Our little home is slowly filling up with nature-inspired projects and crafts in preparation for Valentine’s day (February 14th). We’ve made heart shaped seed bombs to share with our friends, heart shaped birdseed ornaments to share with the birds, heart window transparencies to decorate our windows and these beautiful heart shaped wreaths to hang on our doors.
This heart shaped wreath is very inexpensive to make. Most people have a wire coat hanger lurking in their closet, some yarn or twine stuffed in a drawer and access to the great outdoors. If you don’t have floral wire, I highly recommend buying some for this project. I spent a few dollars on a small pool of 25 gauge wire and even after making several wreaths I have plenty wire leftover for other projects.
Disclaimer: This post contains affiliate links. As an Amazon Associate I earn from qualifying purchases.
Is this project kid friendly?
Making this heart wreath is a bit tricky for little hands. I would say that it’s a great project for a parent and child to do together. An older child (10+) or teen should be able do this project with a little to no assistance.
How do I forage for wreath making material?
At first glance it may seems like there isn’t much to forage in the wintertime, but there is! I suggest going on a nature walk with your child. Walk around your yard, down the street, or along a trail. Look for things like evergreen branches, dried grasses, berries, rosehips, seed pods, pinecones etc. Bring some scissors and collect only what you will use. If nature cuttings are not an option look for nature material that is laying on the ground. Just make sure you’re following any foraging rules in your area.
- Wire coat hanger
- Floral wire (gauge 22 to 25 works best)
- Wire cutters
- Twine, jute twine or natural fiber yarn
- Foraged nature material: evergreen branches, dried grasses, berries, seed pods, pinecones etc.
- Start by shaping the wire coat hanger into a heart. Hold the top the of the hanger with one hand and pull the lower wire down to make the bottom “V” of the heart. Bend the sides in and push the top down to make the top of the heart. Don’t worry if your heart shape isn’t perfect.

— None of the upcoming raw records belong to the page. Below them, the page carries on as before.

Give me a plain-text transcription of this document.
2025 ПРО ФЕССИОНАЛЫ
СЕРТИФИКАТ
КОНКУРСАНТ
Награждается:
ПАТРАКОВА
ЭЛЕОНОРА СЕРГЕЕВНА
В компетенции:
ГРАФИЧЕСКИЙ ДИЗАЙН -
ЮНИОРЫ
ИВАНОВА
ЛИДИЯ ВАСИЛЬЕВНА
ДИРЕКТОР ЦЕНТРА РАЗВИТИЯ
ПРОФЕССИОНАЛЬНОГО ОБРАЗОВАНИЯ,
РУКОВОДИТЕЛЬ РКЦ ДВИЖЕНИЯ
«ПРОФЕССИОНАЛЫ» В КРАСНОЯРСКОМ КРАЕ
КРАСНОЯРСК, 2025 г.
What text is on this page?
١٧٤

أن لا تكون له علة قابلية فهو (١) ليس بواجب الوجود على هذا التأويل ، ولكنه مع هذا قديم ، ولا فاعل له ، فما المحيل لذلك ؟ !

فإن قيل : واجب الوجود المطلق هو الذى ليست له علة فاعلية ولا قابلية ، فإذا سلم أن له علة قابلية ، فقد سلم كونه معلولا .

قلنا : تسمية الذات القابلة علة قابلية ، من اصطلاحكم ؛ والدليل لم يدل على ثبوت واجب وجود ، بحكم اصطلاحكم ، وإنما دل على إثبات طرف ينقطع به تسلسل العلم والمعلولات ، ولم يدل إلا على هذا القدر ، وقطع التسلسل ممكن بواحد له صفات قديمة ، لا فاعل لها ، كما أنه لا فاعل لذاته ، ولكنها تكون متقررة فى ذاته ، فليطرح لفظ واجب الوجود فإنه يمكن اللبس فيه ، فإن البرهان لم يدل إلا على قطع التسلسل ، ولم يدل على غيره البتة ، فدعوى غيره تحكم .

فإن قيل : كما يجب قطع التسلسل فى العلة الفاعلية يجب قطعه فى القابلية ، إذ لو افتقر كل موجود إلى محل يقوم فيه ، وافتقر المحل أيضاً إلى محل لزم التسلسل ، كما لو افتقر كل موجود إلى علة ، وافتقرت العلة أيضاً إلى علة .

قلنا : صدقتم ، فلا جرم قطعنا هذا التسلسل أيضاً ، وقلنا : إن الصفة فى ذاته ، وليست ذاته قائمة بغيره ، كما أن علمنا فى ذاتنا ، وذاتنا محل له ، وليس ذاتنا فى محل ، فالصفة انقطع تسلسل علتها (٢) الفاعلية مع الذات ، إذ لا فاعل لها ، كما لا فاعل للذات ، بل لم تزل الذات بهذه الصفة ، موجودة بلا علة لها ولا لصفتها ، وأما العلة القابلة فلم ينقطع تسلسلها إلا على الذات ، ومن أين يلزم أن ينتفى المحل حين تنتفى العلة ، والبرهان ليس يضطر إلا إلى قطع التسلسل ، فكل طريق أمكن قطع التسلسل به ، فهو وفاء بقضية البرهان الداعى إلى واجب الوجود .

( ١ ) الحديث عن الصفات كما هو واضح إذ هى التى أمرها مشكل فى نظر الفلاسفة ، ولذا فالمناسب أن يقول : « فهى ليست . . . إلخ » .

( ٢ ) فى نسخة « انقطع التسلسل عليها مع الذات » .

- Using jute, twine or thick natural yarn, wrap the hanger. This step is optional but it does make the finished wreath look much nicer.
- Using the foraged materials make a small bundle with several nature items. I like to make my bundles about 6 to 8 inches long and combine two or three items with different textures and colours. For example. a piece of blue spruce, cedar branch and Oregon grape make a nice combination . There’s no right or wrong strategy.
- Twist a 6 inch pieces of floral wires at the end of each nature bundle leaving about 1 to 2 inches untied so that you can attach the bundle to the hearth frame.
- Attach the bundles to the heart frame starting from the top left of the heart near the hook. Make sure the bundle ends pointing downward so that you overlap the bundles and hide the wire where they attach. Also, it helps to use a second pieces of wire to attach the each bundle around the midway point.
- Then add greenery bundles from the top right of the heart working down to the bottom.
- Step back and see if your wreath needs any adjusting. Add greenery, wire, pinecones and whatever else you’d like and adjust the heart wreath until you’re happy with the result. Hang and enjoy!
Problem Solutions and Tips
The greenery is falling off or spinning around the wire.
To solve these problems make sure that you are twisting the floral wire tightly around the bundle ends and tightly around the heart frame. Twist that wire tight! Also, add more wire to hold the bundles on snuggly. For each bundle I use two 6 inch pieces of wire. One at the bottom of each bundle and one in the middle of each bundle.
My heart wreath doesn’t look like a heart.
Try bending the hanger wire back into a heart shape. If the wire shape is good then you may need to trim some greenery with scissors or use extra wire to tie the greenery more snuggly to the frame.
How do I make the wreath last longer.
To make your heart wreath last longer give it a soak in a cold bath for 12 to 24 hours before you hang it up.
Don’t throw away the wreath!
Don’t toss your heart wreath in the bin when it has died up. It’ll only take a few minutes to take it apart. This way you can reuse the wire frame and floral wire, and compost the foraged materials.